Ein Leben voller Fehler
“In den Augen meiner Mutter” von Jo Leevers ist ein berührender Familienroman.
Als Georgie und ihr Bruder Dan noch Kinder waren, hat ihre Mutter Nancy die Familie verlassen. Die Kinder wuchsen bei ihrem ...
“In den Augen meiner Mutter” von Jo Leevers ist ein berührender Familienroman.
Als Georgie und ihr Bruder Dan noch Kinder waren, hat ihre Mutter Nancy die Familie verlassen. Die Kinder wuchsen bei ihrem Vater und seiner neuen Frau auf. Ihre Mutter schickte nur einmal eine Postkarte und seitdem war sie verschwunden.
“Ein Leben voller Fehler steht zwischen diesen Träumen und der Realität von heute.” (Seite 292)
Die Autorin schildert die Ereignisse aus Sicht der Mutter und Georgie. Diese ist schwanger und hat furchtbare Angst, in die Fußstapfen der Mutter zu treten. Sie würde so gerne mit ihrer Mutter sprechen und Antworten auf die vielen Fragen erhalten.
Nancy war oft in melancholischer Stimmung und der Alkohol hat dazu beigetragen. Sie hat in jungen Jahren einige Fehler gemacht und diese Fehler, sowie ein Teil ihrer Vergangenheit machen ihr Angst und holen sie oftmals ein.
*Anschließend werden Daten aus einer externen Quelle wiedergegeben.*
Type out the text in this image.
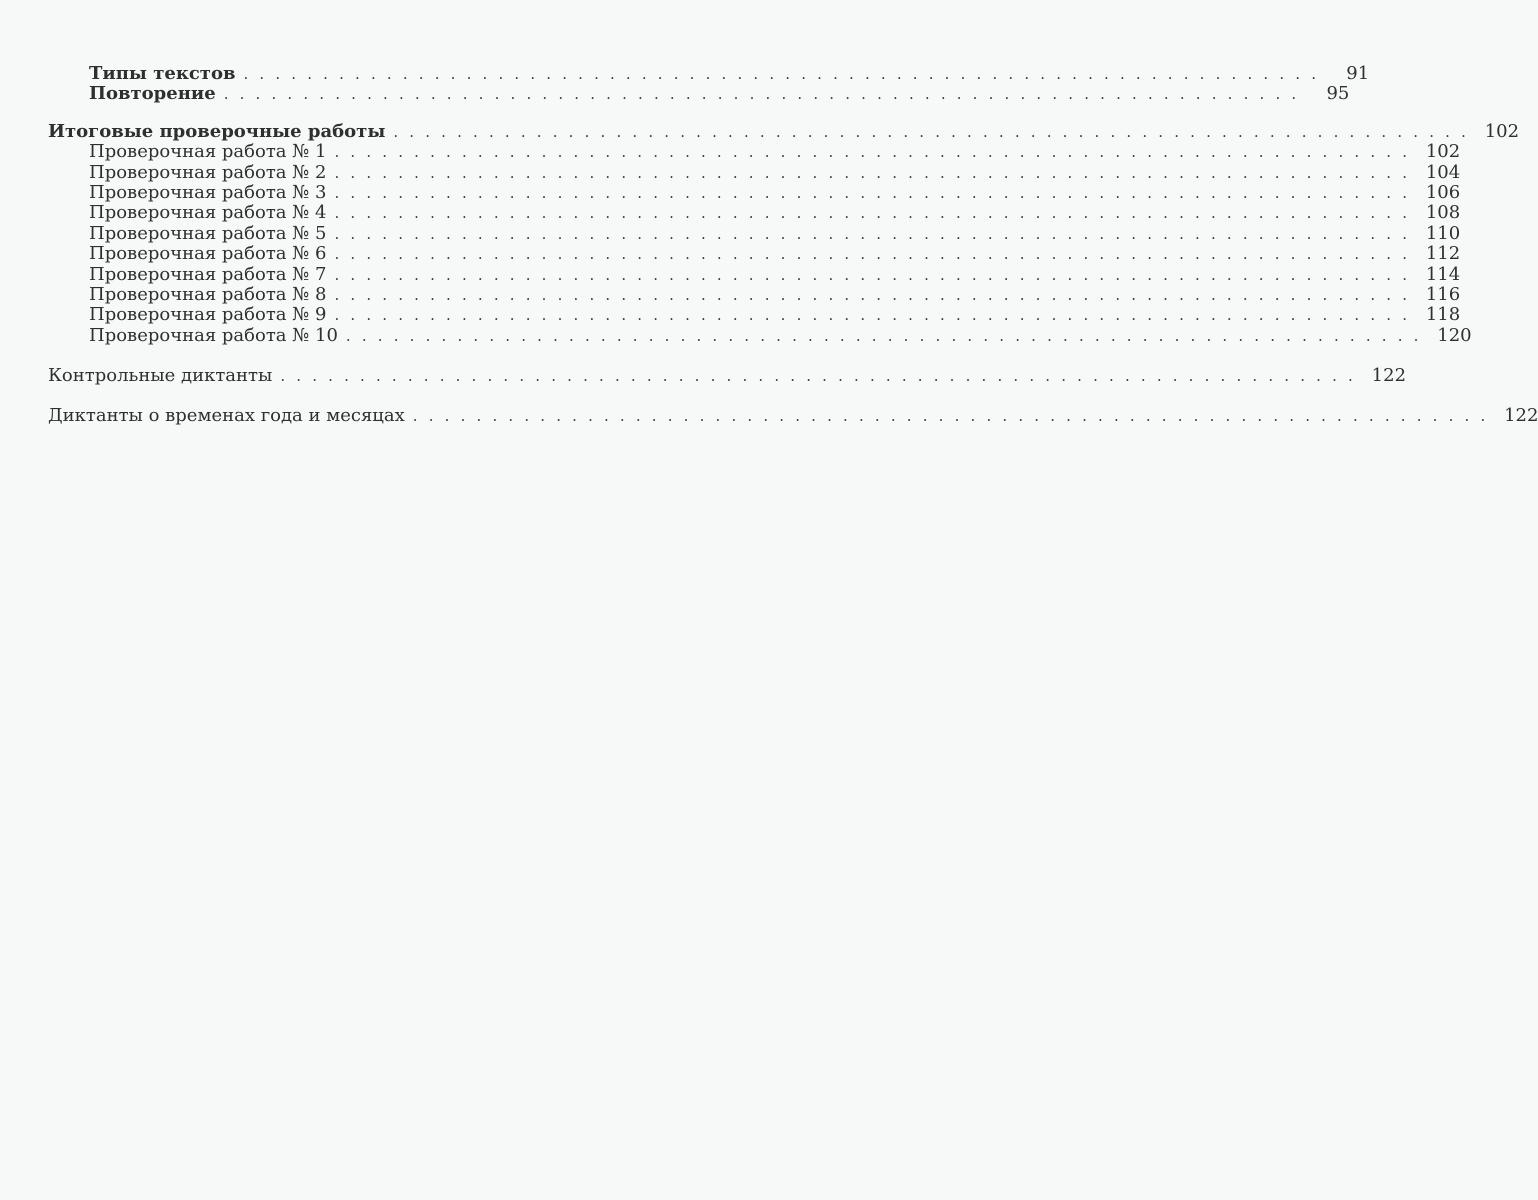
Типы текстов . . . . . . . . . . . . . . . . . . . . . . . . . . . . . . . . . . . . . . . . . . . . . . . . . . . . . . . . . . . . . . . . . . . .	91
Повторение . . . . . . . . . . . . . . . . . . . . . . . . . . . . . . . . . . . . . . . . . . . . . . . . . . . . . . . . . . . . . . . . . . . .	95
Итоговые проверочные работы . . . . . . . . . . . . . . . . . . . . . . . . . . . . . . . . . . . . . . . . . . . . . . . . . . . . . . . . . . . . . . . . . . . . 102
Проверочная работа № 1 . . . . . . . . . . . . . . . . . . . . . . . . . . . . . . . . . . . . . . . . . . . . . . . . . . . . . . . . . . . . . . . . . . . . 102
Проверочная работа № 2 . . . . . . . . . . . . . . . . . . . . . . . . . . . . . . . . . . . . . . . . . . . . . . . . . . . . . . . . . . . . . . . . . . . . 104
Проверочная работа № 3 . . . . . . . . . . . . . . . . . . . . . . . . . . . . . . . . . . . . . . . . . . . . . . . . . . . . . . . . . . . . . . . . . . . . 106
Проверочная работа № 4 . . . . . . . . . . . . . . . . . . . . . . . . . . . . . . . . . . . . . . . . . . . . . . . . . . . . . . . . . . . . . . . . . . . . 108
Проверочная работа № 5 . . . . . . . . . . . . . . . . . . . . . . . . . . . . . . . . . . . . . . . . . . . . . . . . . . . . . . . . . . . . . . . . . . . . 110
Проверочная работа № 6 . . . . . . . . . . . . . . . . . . . . . . . . . . . . . . . . . . . . . . . . . . . . . . . . . . . . . . . . . . . . . . . . . . . . 112
Проверочная работа № 7 . . . . . . . . . . . . . . . . . . . . . . . . . . . . . . . . . . . . . . . . . . . . . . . . . . . . . . . . . . . . . . . . . . . . 114
Проверочная работа № 8 . . . . . . . . . . . . . . . . . . . . . . . . . . . . . . . . . . . . . . . . . . . . . . . . . . . . . . . . . . . . . . . . . . . . 116
Проверочная работа № 9 . . . . . . . . . . . . . . . . . . . . . . . . . . . . . . . . . . . . . . . . . . . . . . . . . . . . . . . . . . . . . . . . . . . . 118
Проверочная работа № 10 . . . . . . . . . . . . . . . . . . . . . . . . . . . . . . . . . . . . . . . . . . . . . . . . . . . . . . . . . . . . . . . . . . . . 120
Контрольные диктанты . . . . . . . . . . . . . . . . . . . . . . . . . . . . . . . . . . . . . . . . . . . . . . . . . . . . . . . . . . . . . . . . . . . . 122
Диктанты о временах года и месяцах . . . . . . . . . . . . . . . . . . . . . . . . . . . . . . . . . . . . . . . . . . . . . . . . . . . . . . . . . . . . . . . . . . . . 122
Nancy schafft das Muttersein nicht, sie bekommt Essstörungen, magert ab und fühlt sich von ihrem Mann nicht begehrt. So verletzlich trifft sie auf Gerry, einen Universitätsprofessor aus ihrer Studienzeit und sie fühlt und hört das Begehren, welches er für sie empfindet. Und doch hat Nancy Angst.
Nancy spielt eine Rolle in ihrem Leben, solange bis etwas furchtbares passiert und sie weggeht. Ohne ein Wort!
Zwanzig Jahre später entdeckt Georgie ein Bild von einer Frau im Internet, die auf einer kleinen schottischen Insel ein Kind gerettet hat. Ihr Name ist Nan und es ist bestimmt ihre Mutter. Auch wenn diese Frau nicht attraktiv, sondern alt und etwas schäbig wirkt.
Hochschwanger macht sich die junge Frau auf den Weg und nimmt ihren Bruder Dan mit auf die Reise. In dessen kleinen und engen Auto wird die Reise zur Strapaze.
Die unterschiedlichen Sichtweisen und Rückblicke gestalten dieses Familiendrama unglaublich interessant und man wird in die Lügen, Intrigen, Geheimnisse und Ängste der Protagonisten gezogen.
Realitätsnah schildert Jo Leevers die Suche nach der Mutter, die unterschiedlichen Emotionen der Geschwister und deren Erinnerungen an die Kindheit.
Der Roman ist eine Aufarbeitung der Vergangenheit, eine Suche nach der Wahrheit!
Nach Antworten auf Fragen, welche die beiden Geschwister bis ins Erwachsenenalter beschäftigen.
Die Autorin versteht es die unterschiedlichen Charaktere detailliert zu beschreiben, die Gefühle der Familienmitglieder aufzuzeigen und das Drama des Schweigens, der Fehler und Schuldgefühle facettenreich und intensiv darzulegen.
Als Leser:in wurde ich von Beginn an sehr gut unterhalten und ich konnte mich gut in die Familie hineinversetzen. Es wurden viele Themen besprochen, die Geschichte zeigt auf, dass die Kindheitserinnerungen nicht immer das sind, was sie scheinen.
Der Schreibstil der Autorin ist flüssig und einfühlsam. Ein wahrer Genuss, dieses Buch zu lesen; man fliegt durch die Seiten.
Georgie wurde rückblickend in ihrer Teenagerzeit als aufsässig beschrieben und wollte alles werden, nur nicht wie ihre Mutter. Diese Angst sitzt tief in ihr und doch ist es vielleicht ganz in Ordnung ein bisschen so zu sein.
“Es muss nicht notwendigerweise etwas Schlechtes sein.” (Seite 337)
Der Familienroman regt zum Nachdenken an.
Zwanzig Jahre voller Missverständnisse und Annahmen.
Ein großer Lebensabschnitt!
Eine Leseempfehlung für diesen wundervollen Roman.